Objectives: Periodontitis and its systemic sequelae remain a major public health problem and developing a cost-efficient therapy will benefit healthcare worldwide. Adherence of Porphyromonas gingivalis to Streptococcus gordonii facilitates colonization of the oral cavity by P. gingivalis and contributes to development of periodontal disease. It was previously shown that a synthetic peptide derived from the streptococcal protein SspB potently inhibits this interaction and prevents formation of P. gingivalis biofilms. However, peptides are not ideal therapeutic agents. Consequently, our approach was to rationally-design small-molecule peptidomimetics that inhibit P. gingivalis adherence to S. gordonii that may represent viable therapeutic compounds.

Methods: In terms of inhibitor design, a small molecule “click chemistry” strategy was employed whereby the azide-bearing partner constitutes a trisubstituted oxazole framework and the terminal acetylene partner constitutes a 1, 3-diaminotriazine framework.
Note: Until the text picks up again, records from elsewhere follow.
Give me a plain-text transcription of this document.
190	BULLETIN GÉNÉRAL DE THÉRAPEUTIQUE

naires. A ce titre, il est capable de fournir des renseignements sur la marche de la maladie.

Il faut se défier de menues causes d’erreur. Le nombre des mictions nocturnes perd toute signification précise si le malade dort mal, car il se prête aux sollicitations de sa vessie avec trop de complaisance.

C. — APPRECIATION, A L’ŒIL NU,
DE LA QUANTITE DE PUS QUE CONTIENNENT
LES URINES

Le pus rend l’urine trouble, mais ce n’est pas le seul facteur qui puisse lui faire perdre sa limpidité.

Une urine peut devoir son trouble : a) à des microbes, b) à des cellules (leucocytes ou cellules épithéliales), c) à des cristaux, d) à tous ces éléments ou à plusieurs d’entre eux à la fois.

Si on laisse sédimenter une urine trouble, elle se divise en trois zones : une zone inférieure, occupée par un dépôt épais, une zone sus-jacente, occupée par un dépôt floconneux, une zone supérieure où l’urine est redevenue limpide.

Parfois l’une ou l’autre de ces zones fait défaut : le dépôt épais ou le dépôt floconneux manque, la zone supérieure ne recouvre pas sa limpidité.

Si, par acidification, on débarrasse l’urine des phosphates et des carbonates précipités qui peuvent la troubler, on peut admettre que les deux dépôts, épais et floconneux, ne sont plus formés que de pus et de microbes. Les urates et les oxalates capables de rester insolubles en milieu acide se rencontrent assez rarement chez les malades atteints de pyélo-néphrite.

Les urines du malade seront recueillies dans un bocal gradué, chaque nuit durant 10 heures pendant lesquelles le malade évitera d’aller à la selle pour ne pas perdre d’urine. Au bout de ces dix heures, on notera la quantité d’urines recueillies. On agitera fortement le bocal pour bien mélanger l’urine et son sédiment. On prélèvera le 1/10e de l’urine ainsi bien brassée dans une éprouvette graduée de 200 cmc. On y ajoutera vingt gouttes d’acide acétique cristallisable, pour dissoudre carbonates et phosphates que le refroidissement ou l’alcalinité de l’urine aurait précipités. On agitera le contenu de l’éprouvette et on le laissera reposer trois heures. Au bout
Results: The design, synthesis and chemistry of the coupling partners in both the acetylenic and azido series have been accomplished. Four azido compounds have been synthesized and one acetylenic compound.  The backbone structure of the acetylenic compound was tested for inhibition of P. gingivalis adherence to streptococci and was shown to block adherence by 25% and 67% at concentrations of 25µM and 50µM, respectively. 

Conclusions: Bio-active small molecule peptidomimetics were synthesized that may represent therapeutic agents that could reduce P. gingivalis colonization of the oral cavity.